- #1
Aryth
- 8
- 0
Homework Statement
Four particles form a square. The charges are [tex]q_1 = q_4 = Q[/tex] and [tex]q_2 = q_3 = q[/tex].
(a) What is [tex]\frac Qq[/tex] if the net electrostatic force on particles 1 and 4 is zero?
(b) Is there any value of q that makes the net electrostatic force on each of the four particles 0? Explain.
The particles are arranged as such:
1 2
3 4
All separated by a distance a, the axes are drawn as standard up = +y and right = +x.
Homework Equations
[tex]F_E = k\frac{q_1 q_2}{r^2}[/tex]
The Attempt at a Solution
(The way I solve for Force, I say that the force from 2 to 1 as [tex]F_21[/tex])
First I find the net force on particle 1:
[tex]\sum F_1 = F_{21} + F_{31} + F_{41}[/tex]
[tex]= k\frac{qQ}{a^2} + k\frac{qQ}{a^2} + k\frac{Q^2}{(a\sqrt{2})^2}[/tex]
[tex]= 2k\frac{qQ}{a^2} + k\frac{Q^2}{2a^2}[/tex]
[tex]= 2k\frac{2qQ + Q^2}{2a^2}[/tex]
[tex] = k\frac{2qQ + Q^2}{a^2}[/tex]
I determined that the net force on 4 must be the same, so the net force on Q is then:
[tex]\sum F_Q = 2k\frac{2qQ + Q^2}{a^2} = 0[/tex]
[tex]= \frac{2k}{a^2}(2qQ + Q^2) = 0[/tex]

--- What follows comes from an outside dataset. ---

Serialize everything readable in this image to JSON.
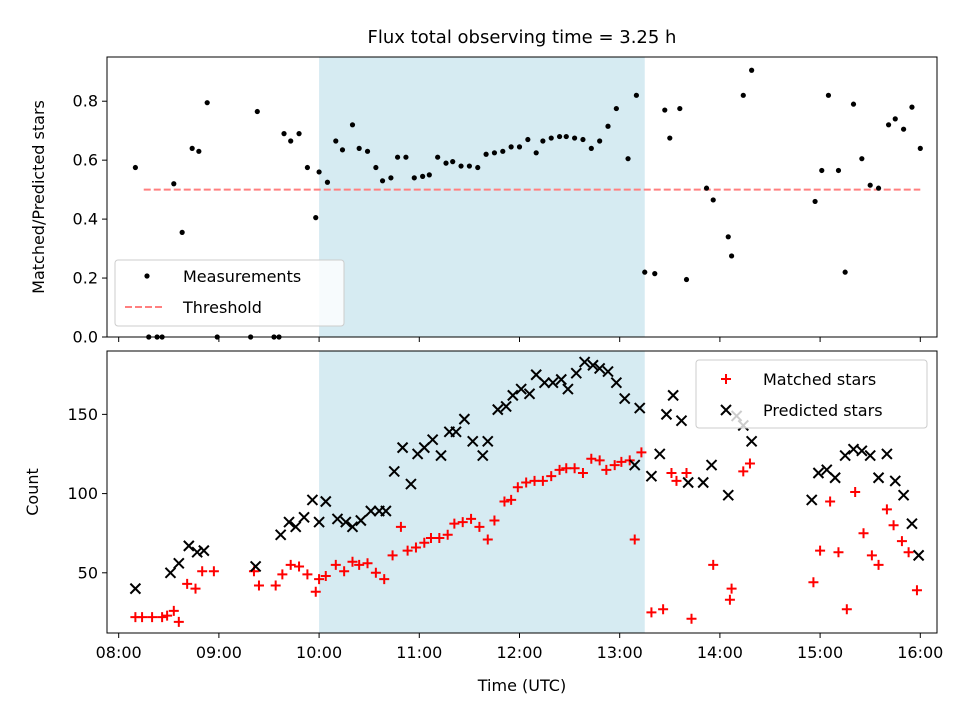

I determined that [tex](2qQ + Q^2)[/tex] must be 0, so:
[tex]2qQ + Q^2 = 0[/tex]
[tex]Q^2 = -2qQ[/tex]
[tex]Q = -2q[/tex]
[tex]\frac Qq = -2.0[/tex]
Is that right? I don't even know how to do part b and I know I forgot something in part a that is important... Which is exactly why I'm here asking for help.